La décision par 6 voix contre 3 de la Cour suprême des États-Unis en faveur des droits des homosexuels et des transsexuels me semble avoir une signification encore plus grande que son statut de «référence historique» sur l'orientation sexuelle.
1. Cela montre que la stratégie de Trump de nommer des juges strictement conservateurs n'est pas infaillible. Une fois en fonction, les membres du plus haut Tribunal peuvent affirmer une indépendance garantie par leur mandat à vie ... et dans ce cas, au moins deux d'entre eux l'ont fait, mettant leur conscience et leur science juridique au-dessus de l'idéologie et de la partisanerie.

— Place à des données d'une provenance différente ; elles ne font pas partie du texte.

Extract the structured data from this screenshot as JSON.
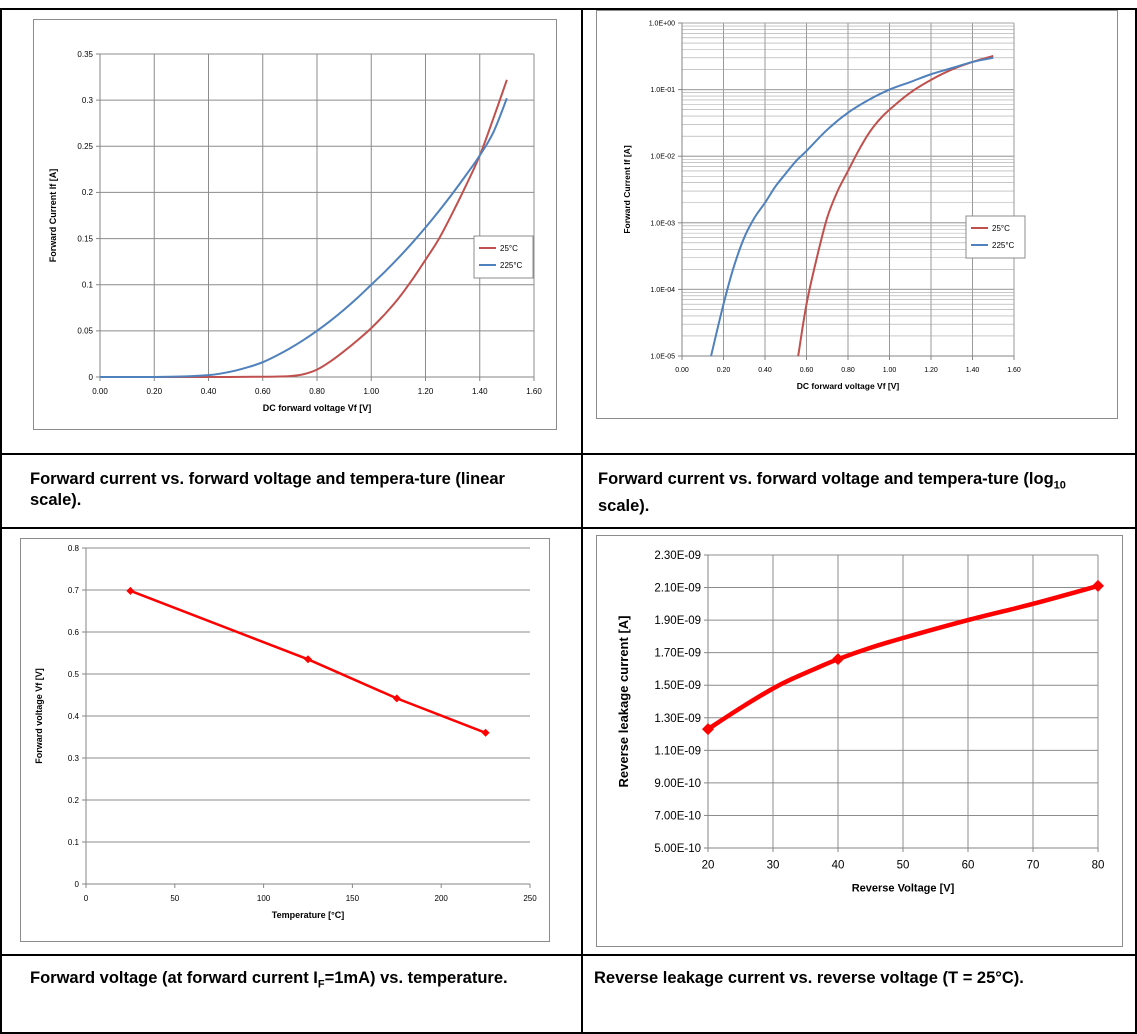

2. C'est une autre fissure dans le rempart défensif impitoyablement construit du Président contre toute opposition, après celle exposée chez les hauts gradés militaires, et un présage possible d'une faille semblable et encore plus dévastatrice au Congrès, en particulier au Sénat républicain.
3. Le fait qu'elle va à l'encontre de l'opposition exprimée par à peu près toutes les hiérarchies religieuses (catholique, protestante, juive, musulmane) du pays est une affirmation inattendue de l'indépendance laïque de l'État et du système judiciaire contre les pressions sectaires.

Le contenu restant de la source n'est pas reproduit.